Sunday, March 8, 2015

Fragment from a Ladies' Book (1851)

Dawn Potter

We stand on the lofty ridge of Time!
The fashion of stiff corsets never will resume.
We are constrained to note, “The female mind
could never have devised the loom.”


[from Chestnut Ridge, a verse-history-in-progress of southwestern Pennsylvania]

**

Fashion journals such as Godey's Lady's Book had an enormous impact on American women, particular those who lived in the hinterlands. They democratized fashion: the Ingalls women, for instance, copied Godey's illustrations when they designed their new go-to-church dresses in the western territories. But magazines such as Godey's also reinforced a philosophy of womanhood: emphasizing appropriate family roles and spheres of feminine interest, and subtly (or not so subtly) dismissing woman's capacity for curiosity. At the same time, they were instrumental in promoting gradual improvements in one of the most galling of feminine fashion requirements: the corset. As period photographs make clear, corset styles changed in every decade of the nineteenth century. Whereas 1840s corsets compressed and flattened women's curves, 1890s corsets emphasized a more natural figure. A late-century woman wearing a corset could actually ride a bike or play tennis, and thus the history of middle-class leisure began to change.

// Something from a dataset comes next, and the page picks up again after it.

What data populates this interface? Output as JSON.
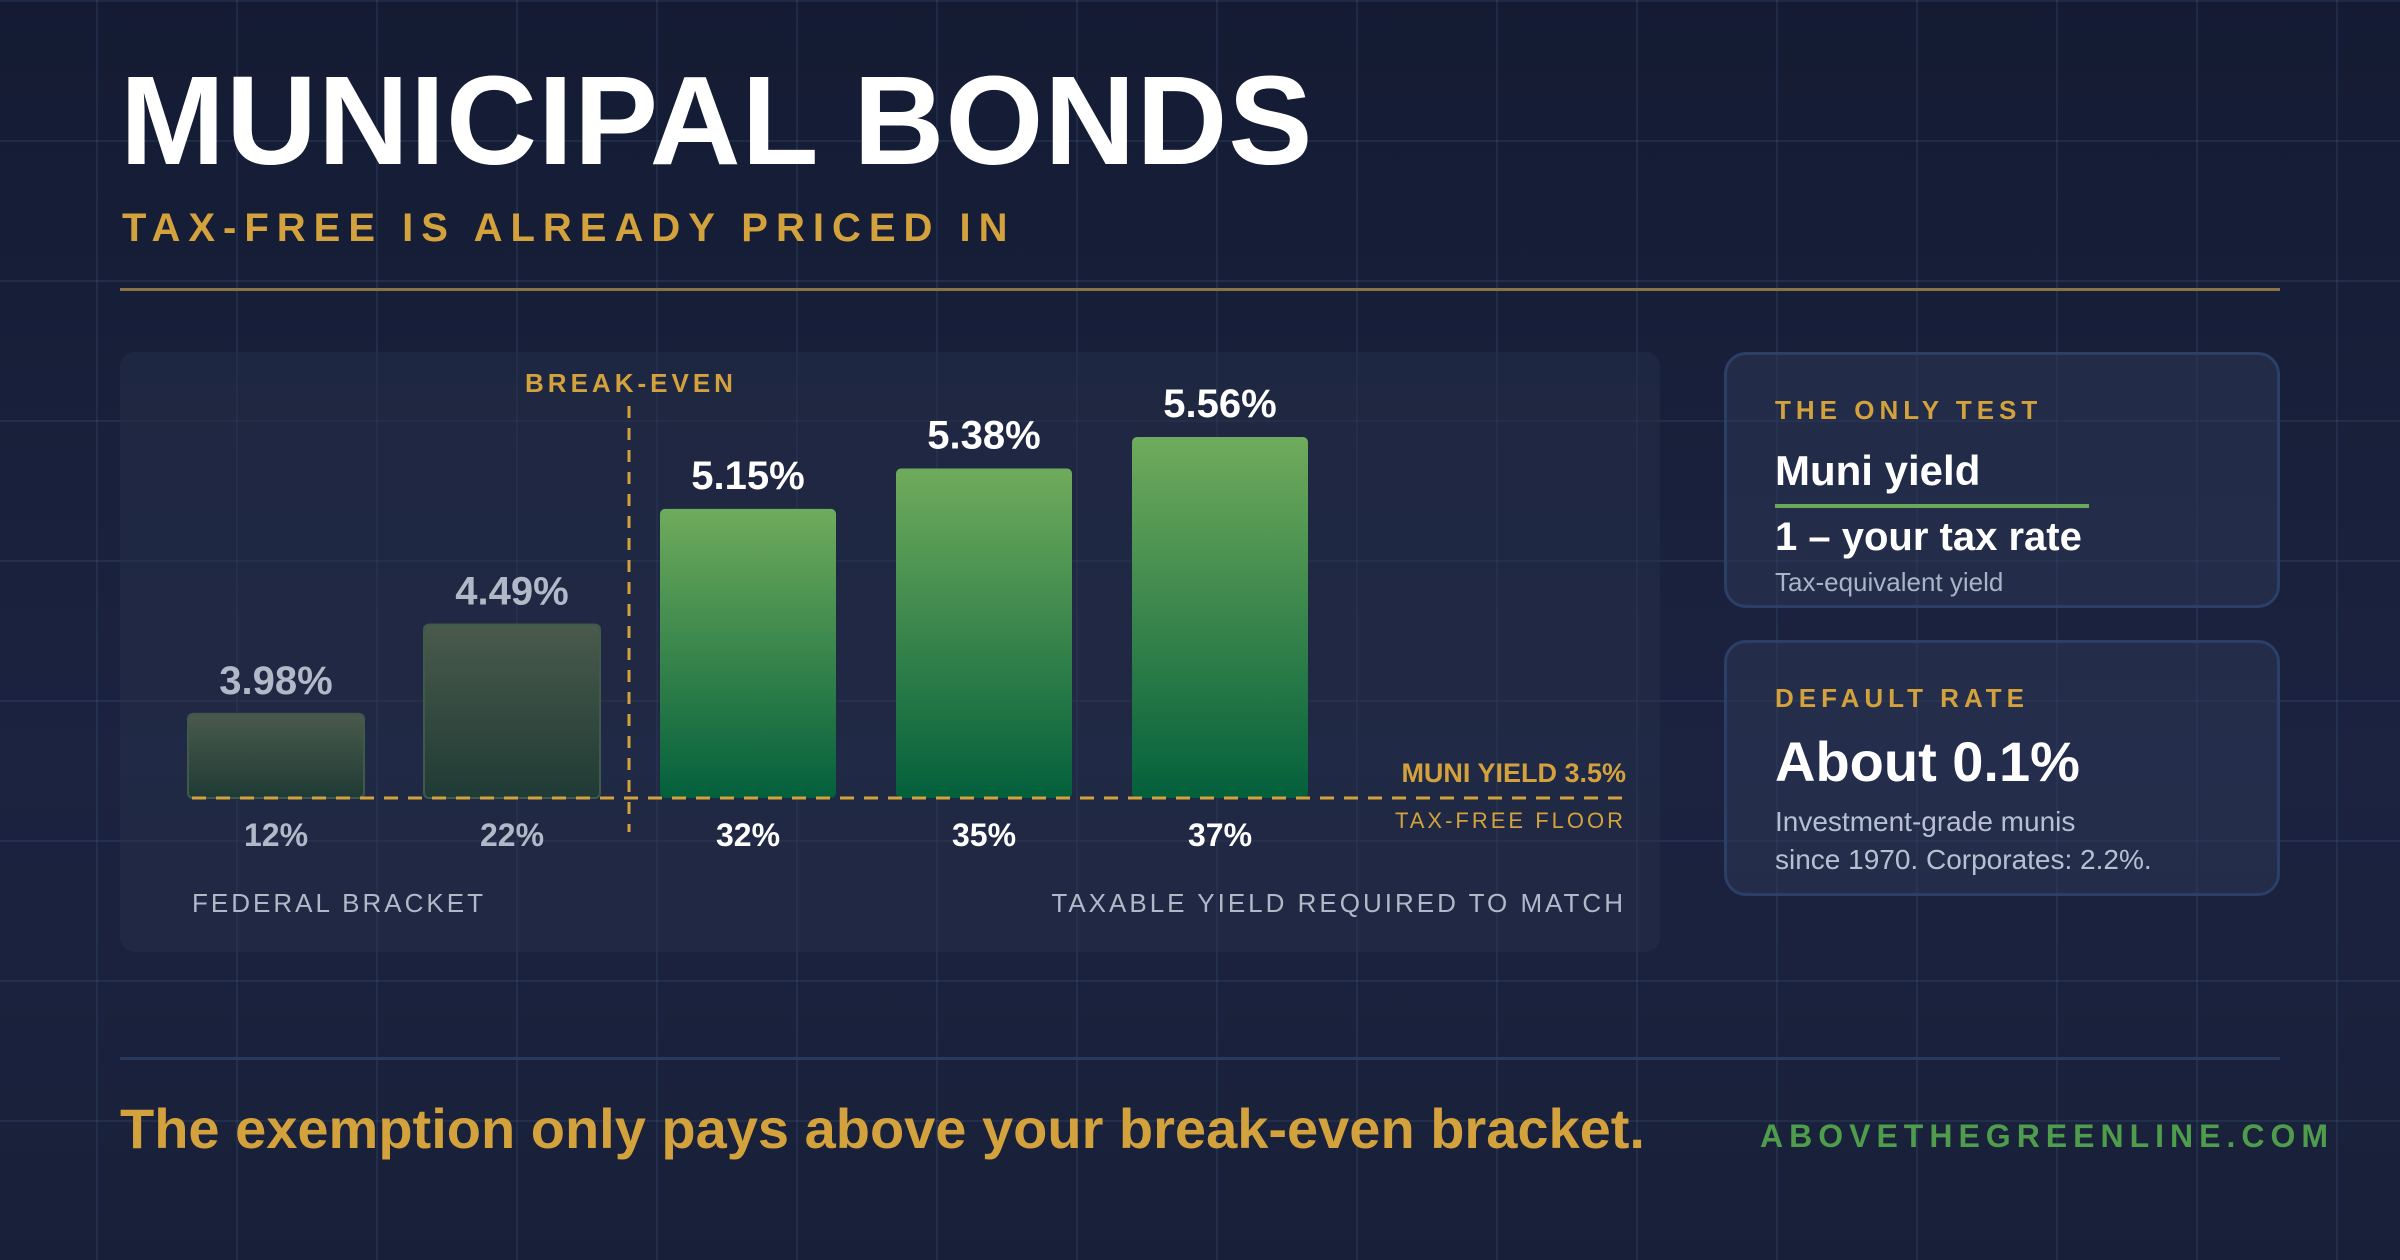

For a fascinating history of the everyday dress of nineteenth-century American women, check out Joan Severa's Dressed for the Photographer: Ordinary Americans and Fashion, 1840-1900.

And never forget: "Taste and ingenuity, with a very small amount of cash, will enable a lady to appear always fashionably attired. . . . No excellence of mind or soul can be hoped from an idle woman" (Godey's, September 1845).